If I recall correctly from Digital Foundry's testing, the version of
God of War 4 on the disc has an unlocked framerate, but a day-1/early patch put a cap on it (I think by activating VSYNC). So DF often uses the unpatched disc version for certain testing scenarios. Sadly that kind of stuff is not an option with digital-only releases. But yeah we live in an era now where games change over time and it can be hard to get earlier versions. Pre-Orange Box HL2 was quite a bit different from post-Orange Box HL2, for example. No way to get that original version unless you "pirate" it I guess. I have the discs with the original version, but those discs require Steam, which automatically updates the game to the latest version anyways. Not that I care to go back to old HL2, just using it as an example.

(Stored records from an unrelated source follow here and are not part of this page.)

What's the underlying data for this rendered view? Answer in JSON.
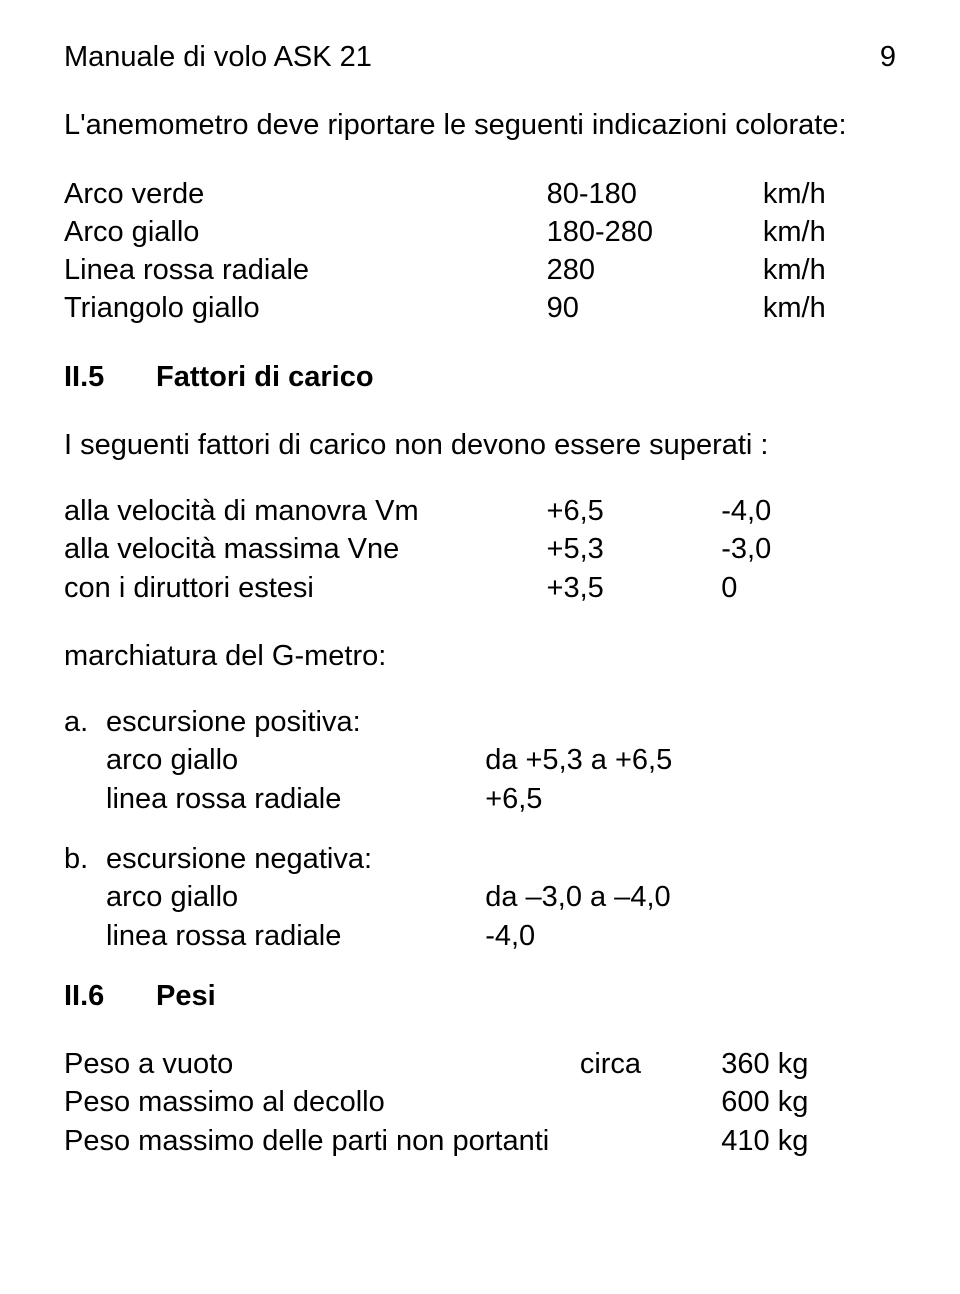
{
  "header": {
    "title": "Manuale di volo ASK 21",
    "page_number": "9"
  },
  "intro": "L'anemometro deve riportare le seguenti indicazioni colorate:",
  "airspeed_table": {
    "rows": [
      {
        "label": "Arco verde",
        "value": "80-180",
        "unit": "km/h"
      },
      {
        "label": "Arco giallo",
        "value": "180-280",
        "unit": "km/h"
      },
      {
        "label": "Linea rossa radiale",
        "value": "280",
        "unit": "km/h"
      },
      {
        "label": "Triangolo giallo",
        "value": "90",
        "unit": "km/h"
      }
    ]
  },
  "section5": {
    "num": "II.5",
    "title": "Fattori di carico",
    "para": "I seguenti fattori di carico non devono essere superati :",
    "table": {
      "rows": [
        {
          "label": "alla velocità di manovra Vm",
          "v1": "+6,5",
          "v2": "-4,0"
        },
        {
          "label": "alla velocità massima Vne",
          "v1": "+5,3",
          "v2": "-3,0"
        },
        {
          "label": "con i diruttori estesi",
          "v1": "+3,5",
          "v2": "0"
        }
      ]
    },
    "gmeter_heading": "marchiatura del G-metro:",
    "items": [
      {
        "letter": "a.",
        "title": "escursione positiva:",
        "lines": [
          {
            "label": "arco giallo",
            "value": "da +5,3 a +6,5"
          },
          {
            "label": "linea rossa radiale",
            "value": "+6,5"
          }
        ]
      },
      {
        "letter": "b.",
        "title": "escursione negativa:",
        "lines": [
          {
            "label": "arco giallo",
            "value": "da –3,0 a –4,0"
          },
          {
            "label": "linea rossa radiale",
            "value": "-4,0"
          }
        ]
      }
    ]
  },
  "section6": {
    "num": "II.6",
    "title": "Pesi",
    "table": {
      "rows": [
        {
          "label": "Peso a vuoto",
          "mid": "circa",
          "value": "360 kg"
        },
        {
          "label": "Peso massimo al decollo",
          "mid": "",
          "value": "600 kg"
        },
        {
          "label": "Peso massimo delle parti non portanti",
          "mid": "",
          "value": "410 kg"
        }
      ]
    }
  }
}
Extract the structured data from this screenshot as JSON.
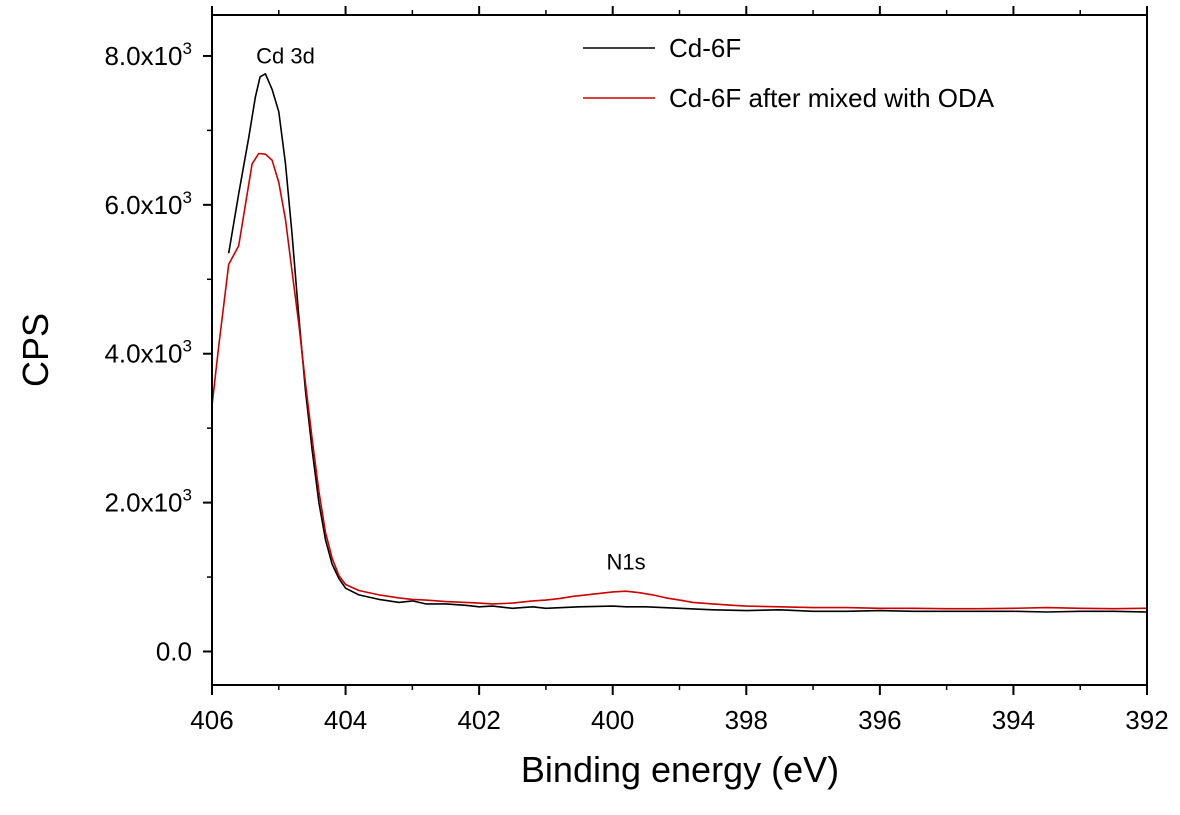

Actually, I was just reminded of how CS2 replaced CSGO, and there's no way to get or play CSGO through Steam now. A lot of people are very unhappy about that.
I remember the good old days of coming home with a new game and just putting it in the console and playing it from the get go. Now it's a huge download/update before you can even think about playing.
My brother complains about the modern era where games are tied to accounts and few things are truly offline anymore. It's not like going to the store, buying a Super NES game or Saturn game or whatever, coming home and sticking it in your system, powering the system on, and then boom you were playing. No user accounts, no patches to be downloaded, not even console OS home screens. Just boots straight into the game. He misses that. I do too sometimes.